First, 1 event every 5 years occurs, which implies $\lambda=0.2$. Second, define $t_{k}$ the arrival time corresponding to the $k$-th event with $k=1,2,3,...$ and $\tau_{k}$ the i.i.d. exponential inter-arrival times with $\tau_{k}=t_{k}-t_{k-1}$ and $t_{0}=0$. These definitions imply the time of the third event, $t_{3}$, to be defined as $t_{3}=\tau_{1}+\tau_{2}+\tau_{3}=(t_{1}-t_{0})+(t_{2}-t_{1})+(t_{3}-t_{2})=t_{3}$.

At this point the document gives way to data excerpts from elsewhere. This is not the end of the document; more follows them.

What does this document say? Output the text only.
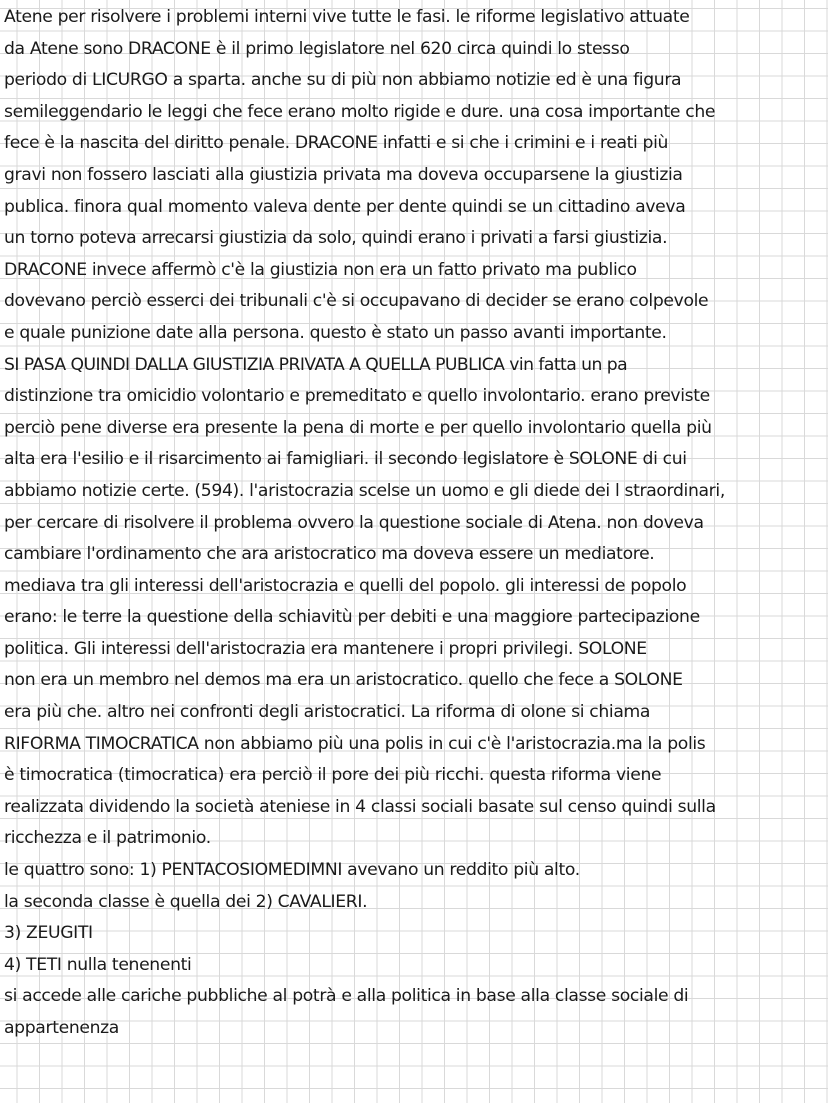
Atene per risolvere i problemi interni vive tutte le fasi. le riforme legislativo attuate
da Atene sono DRACONE è il primo legislatore nel 620 circa quindi lo stesso
periodo di LICURGO a sparta. anche su di più non abbiamo notizie ed è una figura
semileggendario le leggi che fece erano molto rigide e dure. una cosa importante che
fece è la nascita del diritto penale. DRACONE infatti e si che i crimini e i reati più
gravi non fossero lasciati alla giustizia privata ma doveva occuparsene la giustizia
publica. finora qual momento valeva dente per dente quindi se un cittadino aveva
un torno poteva arrecarsi giustizia da solo, quindi erano i privati a farsi giustizia.
DRACONE invece affermò c'è la giustizia non era un fatto privato ma publico
dovevano perciò esserci dei tribunali c'è si occupavano di decider se erano colpevole
e quale punizione date alla persona. questo è stato un passo avanti importante.
SI PASA QUINDI DALLA GIUSTIZIA PRIVATA A QUELLA PUBLICA vin fatta un pa
distinzione tra omicidio volontario e premeditato e quello involontario. erano previste
perciò pene diverse era presente la pena di morte e per quello involontario quella più
alta era l'esilio e il risarcimento ai famigliari. il secondo legislatore è SOLONE di cui
abbiamo notizie certe. (594). l'aristocrazia scelse un uomo e gli diede dei l straordinari,
per cercare di risolvere il problema ovvero la questione sociale di Atena. non doveva
cambiare l'ordinamento che ara aristocratico ma doveva essere un mediatore.
mediava tra gli interessi dell'aristocrazia e quelli del popolo. gli interessi de popolo
erano: le terre la questione della schiavitù per debiti e una maggiore partecipazione
politica. Gli interessi dell'aristocrazia era mantenere i propri privilegi. SOLONE
non era un membro nel demos ma era un aristocratico. quello che fece a SOLONE
era più che. altro nei confronti degli aristocratici. La riforma di olone si chiama
RIFORMA TIMOCRATICA non abbiamo più una polis in cui c'è l'aristocrazia.ma la polis
è timocratica (timocratica) era perciò il pore dei più ricchi. questa riforma viene
realizzata dividendo la società ateniese in 4 classi sociali basate sul censo quindi sulla
ricchezza e il patrimonio.
le quattro sono: 1) PENTACOSIOMEDIMNI avevano un reddito più alto.
la seconda classe è quella dei 2) CAVALIERI.
3) ZEUGITI
4) TETI nulla tenenenti
si accede alle cariche pubbliche al potrà e alla politica in base alla classe sociale di
appartenenza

Since the inter-arrival times are i.i.d. random variables (as claimed by the question itself and supported by the fact that events or increments governed by a Poisson process are independant), I concluded
$$\mathbb{E}[t_{3}]=\mathbb{E}[\tau_{1}+\tau_{2}+\tau_{3}]=\mathbb{E}[\tau_{1}]+\mathbb{E}[\tau_{2}]+\mathbb{E}[\tau_{3}]=\frac{1}{\lambda}+\frac{1}{\lambda}+\frac{1}{\lambda}=\frac{3}{\lambda}$$
and due to independance of the inter-arrival times
$$2\mathbb{C}ov[\tau_{1}+\tau_{2},\tau_{3}]=0=2\mathbb{C}ov[\tau_{1},\tau_{2}]$$
implying
$$\mathbb{V}ar[t_{3}]=\mathbb{V}ar[\tau_{1}+\tau_{2}+\tau_{3}]=\mathbb{V}ar[\tau_{1}]+\mathbb{V}ar[\tau_{2}]+\mathbb{V}ar[\tau_{3}]=\frac{1}{\lambda^{2}}+\frac{1}{\lambda^{2}}+\frac{1}{\lambda^{2}}=\frac{3}{\lambda^{2}}$$
This reasoning seems blunt to me and I have tried to find any form confirmation, but did not succeed, therefore could anyone provide an explanation why this answer is right/wrong?
Thank you in advance.
Your approach and result are correct, except for one detail: You unnecessarily invoked independence in order to apply the linearity of expectation. The linearity of expectation does not require independence (which is what makes it such a powerful tool). You would have $\mathbb E[\tau_1+\tau_2+\tau_3]=\mathbb E[\tau_1]+\mathbb E[\tau_2]+\mathbb E[\tau_3]$ even if the $\tau_i$ were not independent. Since the variance can be written as a difference of expectations, $\mathbb V\mathsf{ar}[X]=\mathbb E\left[X^2\right]-\mathbb E[X]^2$, the variance, too, can be calculated using the linearity of expectation without requiring independence. However, this would involve evaluating the expectations $\mathbb E[\tau_i\tau_j]$ for $i\ne j$, and you rightly avoided this by directly adding the variances (which does require independence).